# I QFT for the Gifted Amateur Question (3)

1. Oct 27, 2016

### 43arcsec

In exercise 17.1 we are asked to show that the propagator:

$$G^+_o(p,t_x,q,t_y)=\theta(t_x-t_y)<0|\hat{a}_p(t_x)\hat{a}^\dagger_q(t_y)|0>$$ is the same as

$$\theta(t_x-t_y)e^{-i(E_pt_x-E_qt_y)}\delta^{(3)}(p-q)$$

so we can take the time dependence out of the creation and annihilation operators by using the time evolution operators giving us

$$\theta(t_x-t_y)<0|e^{iHt_x}\hat{a}_pe^{-iH(t_x-t_y)}\hat{a}^\dagger_q e^{-iHt_y}|0>$$

If I have this right, then the rightmost Hamiltonian acts on the ground state |0> to produce $$e^{-iE_gt_y}$$
The middle Hamiltonian acts on the ground state with a particle of momentum q added at times tx and ty to produce $$e^{-i(E_g+E_q)t_x-i(E_g+E_q)t_y}$$
The leftmost Hamiltonian acts on the ground state, the particle of momentum q and an annihilated particle p (which turns the energy negative?) at time tx producing $$e^{-i(E_g+E_q-E_q)t_x}$$
Putting this all together we arrive at the correct energy term $$e^{-i(E_pt_x-E_qt_y)}$$

Rewriting, $$G^+_o(p,t_x,q,t_y)=\theta(t_x-t_y)e^{-i(E_pt_x-E_qt_y)}<0|\hat{a}_p\hat{a}^\dagger_q|0>$$

So I am left with the questions:

1)what justifies the creation and annihilation operators combining to give the $$\delta^{(3)}(p-q)$$
2) where does the 3 come from on the $$\delta^{(3)}$$

2. Oct 27, 2016

### vanhees71

I'd use the fact that $\hat{H}|0 \rangle=|0 \rangle$, then that $\hat{a}_q^{\dagger}|0 \rangle$ is a eigenstates of the Hamiltonian with eigenvalue $E_{\vec{q}}=\sqrt{m^2+\vec{q}^2}$ etc. etc.

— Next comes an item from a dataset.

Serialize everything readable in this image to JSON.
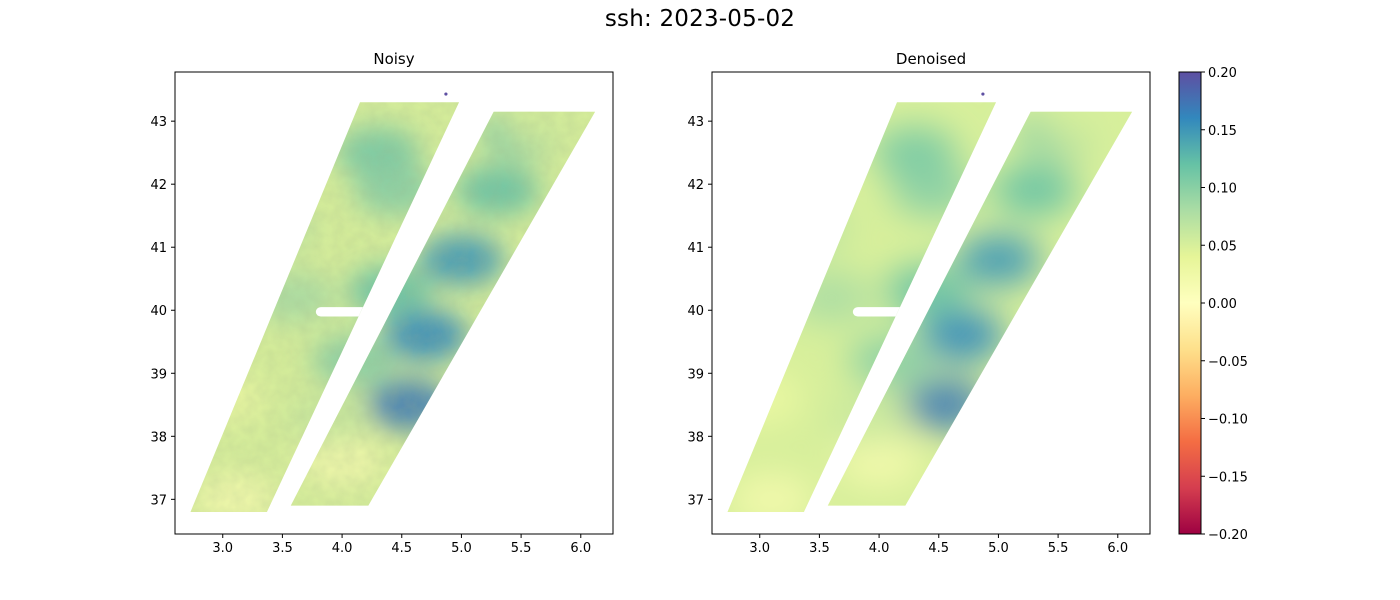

This should step by step lead to the equation you want to proof.

BTW: You should post that kind of questions to the homework forum! It doesn't help you, if we just present the solution. Hints for how to solve the problem youself is much better help (although less convenient for you ;-)).